Podcast 296 : Aug 2011 “Alive!!” Assignment Winners

© Omar Gonzalez

Podcast 296 : Aug 2011 “Alive!!” Assignment Winners

After a bit of a false start with episode 89 when I covered the winners of the two month assignment that we ran for Mach and April 2011, I’ve been in remiss again for a while, and haven’t really covered the winning images for our Photography Assignment for some time now. Over the months, a number of people have mentioned that they’d like to see these review episodes reinstated, and I’ve been meaning to restart them myself for some time.

With a number of ideas for Podcasts stacked up, and then the ones that I slot in on the spur of the moment, this week too I was in turmoil again this week, as to whether or not to cover the July winners’ images and back-stories. Then I received a Private Message on the forum from Michael Scott, in Taipei, and Michael so eloquently made me realize that it’s important to continue this tradition, so that’s what we’re going to do today.

OK, so in reverse order as usual, in 5th place is David Bailey with “yaaaahoooo”. First, here’s David’s back-story.

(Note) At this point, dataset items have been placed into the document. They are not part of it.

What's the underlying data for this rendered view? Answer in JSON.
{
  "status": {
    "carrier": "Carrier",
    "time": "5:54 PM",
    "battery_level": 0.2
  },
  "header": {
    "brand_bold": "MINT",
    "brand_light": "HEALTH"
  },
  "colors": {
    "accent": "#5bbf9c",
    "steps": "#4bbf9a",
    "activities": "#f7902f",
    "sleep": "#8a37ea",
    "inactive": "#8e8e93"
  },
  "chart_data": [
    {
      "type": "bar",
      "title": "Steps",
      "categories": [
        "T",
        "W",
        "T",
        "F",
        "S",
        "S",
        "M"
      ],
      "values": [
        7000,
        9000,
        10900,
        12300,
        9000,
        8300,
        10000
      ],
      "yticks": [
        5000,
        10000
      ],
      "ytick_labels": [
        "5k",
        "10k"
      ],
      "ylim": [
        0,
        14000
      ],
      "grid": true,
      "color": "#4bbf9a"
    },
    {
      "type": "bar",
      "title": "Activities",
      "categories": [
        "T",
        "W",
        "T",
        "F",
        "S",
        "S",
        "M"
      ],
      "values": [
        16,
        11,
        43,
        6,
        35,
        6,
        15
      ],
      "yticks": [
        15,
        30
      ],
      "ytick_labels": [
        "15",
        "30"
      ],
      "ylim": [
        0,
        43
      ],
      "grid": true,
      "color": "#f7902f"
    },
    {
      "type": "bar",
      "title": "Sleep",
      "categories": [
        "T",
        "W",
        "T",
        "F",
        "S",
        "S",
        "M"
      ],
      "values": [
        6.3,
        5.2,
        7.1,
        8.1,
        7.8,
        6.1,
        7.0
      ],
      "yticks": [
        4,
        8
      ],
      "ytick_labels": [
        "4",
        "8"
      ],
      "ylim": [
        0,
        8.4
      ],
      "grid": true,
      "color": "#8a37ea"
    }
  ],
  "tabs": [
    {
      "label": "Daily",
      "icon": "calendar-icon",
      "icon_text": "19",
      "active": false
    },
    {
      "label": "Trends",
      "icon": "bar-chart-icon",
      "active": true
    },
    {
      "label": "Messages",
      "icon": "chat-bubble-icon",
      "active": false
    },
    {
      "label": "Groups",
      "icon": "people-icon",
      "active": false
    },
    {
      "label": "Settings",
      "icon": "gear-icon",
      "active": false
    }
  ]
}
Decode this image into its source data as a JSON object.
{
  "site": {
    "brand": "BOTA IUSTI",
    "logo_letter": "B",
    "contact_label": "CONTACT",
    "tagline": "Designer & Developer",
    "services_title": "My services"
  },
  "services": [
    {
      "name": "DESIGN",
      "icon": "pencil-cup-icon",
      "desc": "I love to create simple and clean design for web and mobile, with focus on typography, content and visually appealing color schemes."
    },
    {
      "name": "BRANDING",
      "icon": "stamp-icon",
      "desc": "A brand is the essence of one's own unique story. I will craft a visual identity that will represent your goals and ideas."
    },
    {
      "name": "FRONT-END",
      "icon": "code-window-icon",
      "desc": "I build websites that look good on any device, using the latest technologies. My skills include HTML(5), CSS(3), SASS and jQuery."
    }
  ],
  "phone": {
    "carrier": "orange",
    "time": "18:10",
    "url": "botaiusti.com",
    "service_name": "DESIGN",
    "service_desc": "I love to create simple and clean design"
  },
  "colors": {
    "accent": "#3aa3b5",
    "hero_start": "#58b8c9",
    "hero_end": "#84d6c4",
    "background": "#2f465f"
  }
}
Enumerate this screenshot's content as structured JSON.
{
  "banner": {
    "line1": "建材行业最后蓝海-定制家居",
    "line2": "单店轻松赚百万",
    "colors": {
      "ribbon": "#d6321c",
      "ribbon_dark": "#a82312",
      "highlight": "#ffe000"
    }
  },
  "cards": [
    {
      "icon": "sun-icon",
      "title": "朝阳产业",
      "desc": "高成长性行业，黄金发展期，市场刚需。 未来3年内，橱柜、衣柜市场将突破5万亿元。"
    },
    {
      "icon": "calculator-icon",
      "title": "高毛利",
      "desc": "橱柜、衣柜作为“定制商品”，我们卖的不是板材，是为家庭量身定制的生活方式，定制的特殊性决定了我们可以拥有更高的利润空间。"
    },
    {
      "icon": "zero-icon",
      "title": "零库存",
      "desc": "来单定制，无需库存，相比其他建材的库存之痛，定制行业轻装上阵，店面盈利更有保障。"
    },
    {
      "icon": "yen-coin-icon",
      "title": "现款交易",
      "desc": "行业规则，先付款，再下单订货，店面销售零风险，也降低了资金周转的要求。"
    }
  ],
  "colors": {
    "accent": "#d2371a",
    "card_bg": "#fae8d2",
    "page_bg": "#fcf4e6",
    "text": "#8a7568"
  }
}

Thanks to everyone who voted for my photo. Here is a bit of information about how I came up with my idea. I had a day off of work and I was trying to think of something alive like jumping on the trampoline or skydiving, but I’m not very good at either of those things. I decided to take my dog, Murphy down to the park to have a run. He loves to fetch balls. I would throw the ball and he would race off as fast as anything to chase after it, but would walk back with it, so I would have taken some really good butt shots of movement but, I was by myself and had to come up with a new idea. When Murphy was distracted I would slowly walk away. When he looked I would throw the ball the opposite way so he would run past me to chase the ball. I was able to get some front shots this way. I was trying to blur the grass so that it was blurred with motion, but was not successful with this. This was finally the shot I ended up with.

© David Bailey

© David Bailey

So David, I think you did really well to capture this very alive shot of Murphy, and I think you did OK blurring the grass too. It’s not a total streak of movement, but it’s far from sharp. You can tell it’s a panned shot, which is great. Murphy is perhaps a tad soft, but that also shows us how fast he’s tearing across the grass after his prize, the ball. You captured the essence of what this little guy loves, and you can see it in his face, and the position, with all feet off the ground, making it a real winning shot. Well done indeed and congratulations of fifth place.

David also went on to say that he’s glad I’m OK and he hopes my vision has stayed with me and no longer need my glasses. A quick update on that is that actually my eyesight in my left eye has pretty much returned to how it was before it took a turn for the worse from the effects of the tumor, which really started around January this year. My right eye is still much better than it has been since I first started needing glasses at 19 years old, but it’s no longer totally sharp, as it was for the month or so after the surgery. It looks like I am going to need glasses again, but I did not need those pesky vari-focals that they sold me in March, before we found out that it was the brain tumor causing my eyesight to deteriorate as it did. Honestly though, I am happy that it is still better than before, and I really don’t mind wearing glasses, so all is good here.

Anyway, let’s move on to fourth place, which was won by Taipei Su, or Michael Scott, who prompted today’s episode. Michaels photo is “Accident victim *can’t wait* to get back on his bike the next day!”. Here’s Michael’s back-story.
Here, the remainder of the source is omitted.